Other books published include the following:

On March 8, 2020, Parsha Mnemonics was published, and it is available on Amazon.com.

In March 2017, Thank You, G-d for Making Me a Woman, now also available on Kindle through Amazon.com. This book aims to show that it is a mistaken belief that Judaism values the male contribution to its daily liturgy and life more than the female. In a clear and compassionate style, it lays out traditional observance and new scholarship with simple language. Ultimately, the Jewish woman's role as ubiquitous force in daily life becomes clear: her power is subtle, mystical, transformative. Her role isn't marginal, it's essential.

In 2013, Sichos in English (an imprint of the Lubavitch movement) published his book, Guardian of Israel: Miracle Stories of Tefillin and Mezuzah. It focuses on two of the Lubavitcher Rebbe's favorite Mitzvah ("commandment") campaigns: for Jews to place a mezuzah on their doorpost; and the mitzvah incumbent upon Jewish males to don tefillin (phylacteries) daily. Raskin is convinced of the 'miraculous' nature of these observances, and compiled human interest stories from across the globe that relate what people feel might be confluences and personal revelations associated with them.

In March 2011 Sichos in English published Raskin's By Divine Design: The Kabbalah of Large, Small, and Missing Letters in the Parshah, where Raskin investigates the graphic design of the individual Hebrew letters as they appear in the weekly Torah portion. In a rather unusual approach, he dwells on anomalies and discrepancies he finds in the letters' size, shape, and contextual usage. He also peppers his reference material with time-worn Jewish jokes that he uses in his sermons.

He co-authored The Rabbi & the CEO in 2008 with Swiss corporate management consultant Thomas Zweifel (Select Books, publisher), giving advice to corporate professionals on how to use the tenets of the Jewish Torah in the secular environment of their respective businesses.

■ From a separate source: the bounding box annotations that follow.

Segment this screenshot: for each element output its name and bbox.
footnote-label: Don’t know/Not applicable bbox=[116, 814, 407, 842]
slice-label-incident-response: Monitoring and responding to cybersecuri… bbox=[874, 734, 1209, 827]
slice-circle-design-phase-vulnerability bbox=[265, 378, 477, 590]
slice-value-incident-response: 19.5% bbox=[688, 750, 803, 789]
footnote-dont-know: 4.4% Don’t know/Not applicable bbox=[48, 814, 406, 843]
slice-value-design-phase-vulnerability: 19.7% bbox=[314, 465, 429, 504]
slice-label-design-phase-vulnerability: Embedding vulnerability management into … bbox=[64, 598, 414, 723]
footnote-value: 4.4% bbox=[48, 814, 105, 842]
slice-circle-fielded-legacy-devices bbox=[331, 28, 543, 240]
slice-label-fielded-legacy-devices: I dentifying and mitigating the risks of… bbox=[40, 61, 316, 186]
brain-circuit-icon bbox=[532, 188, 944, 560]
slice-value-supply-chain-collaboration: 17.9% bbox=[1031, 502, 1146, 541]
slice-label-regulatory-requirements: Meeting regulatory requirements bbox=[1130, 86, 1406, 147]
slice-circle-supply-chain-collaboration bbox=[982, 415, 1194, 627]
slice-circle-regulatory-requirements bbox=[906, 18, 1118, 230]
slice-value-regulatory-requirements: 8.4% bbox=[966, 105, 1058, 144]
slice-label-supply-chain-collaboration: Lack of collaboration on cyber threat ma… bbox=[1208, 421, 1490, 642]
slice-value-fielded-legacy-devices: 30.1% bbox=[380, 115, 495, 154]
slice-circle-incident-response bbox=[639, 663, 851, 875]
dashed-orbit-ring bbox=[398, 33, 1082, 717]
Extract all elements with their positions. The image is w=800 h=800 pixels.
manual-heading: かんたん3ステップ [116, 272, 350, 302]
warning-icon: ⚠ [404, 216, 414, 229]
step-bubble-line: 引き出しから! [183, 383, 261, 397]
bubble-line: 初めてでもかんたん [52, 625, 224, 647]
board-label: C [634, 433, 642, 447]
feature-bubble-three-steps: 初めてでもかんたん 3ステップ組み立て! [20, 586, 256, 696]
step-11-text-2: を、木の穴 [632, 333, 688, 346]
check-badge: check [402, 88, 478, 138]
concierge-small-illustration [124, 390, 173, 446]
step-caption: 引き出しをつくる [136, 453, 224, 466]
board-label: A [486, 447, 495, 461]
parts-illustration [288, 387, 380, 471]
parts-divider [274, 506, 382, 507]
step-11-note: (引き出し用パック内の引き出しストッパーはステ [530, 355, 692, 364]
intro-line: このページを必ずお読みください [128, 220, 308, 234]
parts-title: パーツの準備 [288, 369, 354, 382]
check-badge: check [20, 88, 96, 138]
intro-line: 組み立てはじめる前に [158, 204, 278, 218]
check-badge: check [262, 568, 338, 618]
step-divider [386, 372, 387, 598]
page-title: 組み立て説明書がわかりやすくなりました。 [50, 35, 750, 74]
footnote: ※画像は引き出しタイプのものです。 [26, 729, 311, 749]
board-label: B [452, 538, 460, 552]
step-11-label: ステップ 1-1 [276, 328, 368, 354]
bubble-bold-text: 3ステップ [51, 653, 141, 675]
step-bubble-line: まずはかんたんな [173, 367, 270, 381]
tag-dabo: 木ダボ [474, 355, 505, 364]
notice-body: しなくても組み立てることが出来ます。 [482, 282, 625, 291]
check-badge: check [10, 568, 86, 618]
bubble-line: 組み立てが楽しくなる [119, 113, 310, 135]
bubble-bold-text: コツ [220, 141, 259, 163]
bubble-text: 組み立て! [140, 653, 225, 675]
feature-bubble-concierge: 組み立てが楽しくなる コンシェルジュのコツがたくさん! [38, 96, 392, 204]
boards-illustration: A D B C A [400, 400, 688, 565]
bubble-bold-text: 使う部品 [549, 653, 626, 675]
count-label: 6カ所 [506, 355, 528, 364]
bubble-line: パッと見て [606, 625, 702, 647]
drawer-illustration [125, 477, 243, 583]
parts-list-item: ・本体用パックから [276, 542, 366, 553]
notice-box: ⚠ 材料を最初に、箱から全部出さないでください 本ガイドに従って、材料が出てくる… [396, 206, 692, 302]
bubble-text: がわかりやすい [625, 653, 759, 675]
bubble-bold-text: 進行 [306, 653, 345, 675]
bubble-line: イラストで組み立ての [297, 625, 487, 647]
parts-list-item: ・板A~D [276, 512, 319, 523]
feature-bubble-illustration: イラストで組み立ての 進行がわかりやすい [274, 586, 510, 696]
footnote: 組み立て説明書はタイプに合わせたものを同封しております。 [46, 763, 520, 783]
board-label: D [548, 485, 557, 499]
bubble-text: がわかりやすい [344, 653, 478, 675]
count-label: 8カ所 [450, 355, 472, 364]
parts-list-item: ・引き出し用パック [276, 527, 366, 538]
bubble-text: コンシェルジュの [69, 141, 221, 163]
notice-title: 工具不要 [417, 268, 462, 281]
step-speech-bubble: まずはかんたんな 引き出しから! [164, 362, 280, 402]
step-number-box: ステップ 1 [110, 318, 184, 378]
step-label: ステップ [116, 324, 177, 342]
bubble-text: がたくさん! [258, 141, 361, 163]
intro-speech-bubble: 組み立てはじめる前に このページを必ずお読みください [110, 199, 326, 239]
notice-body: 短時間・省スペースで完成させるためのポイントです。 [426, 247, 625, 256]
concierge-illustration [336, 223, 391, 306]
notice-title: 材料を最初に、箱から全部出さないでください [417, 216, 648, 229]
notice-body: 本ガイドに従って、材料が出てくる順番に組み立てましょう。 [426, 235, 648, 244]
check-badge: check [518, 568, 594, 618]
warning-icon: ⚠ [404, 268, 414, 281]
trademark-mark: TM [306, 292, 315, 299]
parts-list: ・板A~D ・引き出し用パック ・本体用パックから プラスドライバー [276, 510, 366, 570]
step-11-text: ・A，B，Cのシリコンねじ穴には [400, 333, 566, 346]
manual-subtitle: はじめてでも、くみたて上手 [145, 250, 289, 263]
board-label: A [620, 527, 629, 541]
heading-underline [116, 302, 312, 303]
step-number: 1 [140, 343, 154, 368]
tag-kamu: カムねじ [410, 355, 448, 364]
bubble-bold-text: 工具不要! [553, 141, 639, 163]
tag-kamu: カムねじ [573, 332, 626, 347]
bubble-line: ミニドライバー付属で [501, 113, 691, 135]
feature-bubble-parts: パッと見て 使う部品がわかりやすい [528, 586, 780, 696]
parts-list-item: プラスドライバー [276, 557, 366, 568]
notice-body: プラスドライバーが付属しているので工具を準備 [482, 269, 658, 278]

This book is also available in German, Russian and Polish.

Raskin authored Letters of Light in 2004 (also published with Sichos in English), in which each chapter is devoted to a discussion of a single letter of the Hebrew alphabet (22 letters in all). Many of Raskin's books have also been translated into Spanish, German, and Portuguese.

Over 500 of Raskin's weekly lectures on various Jewish topics are broadcast online at Chabad.org, YouTube and Spotify.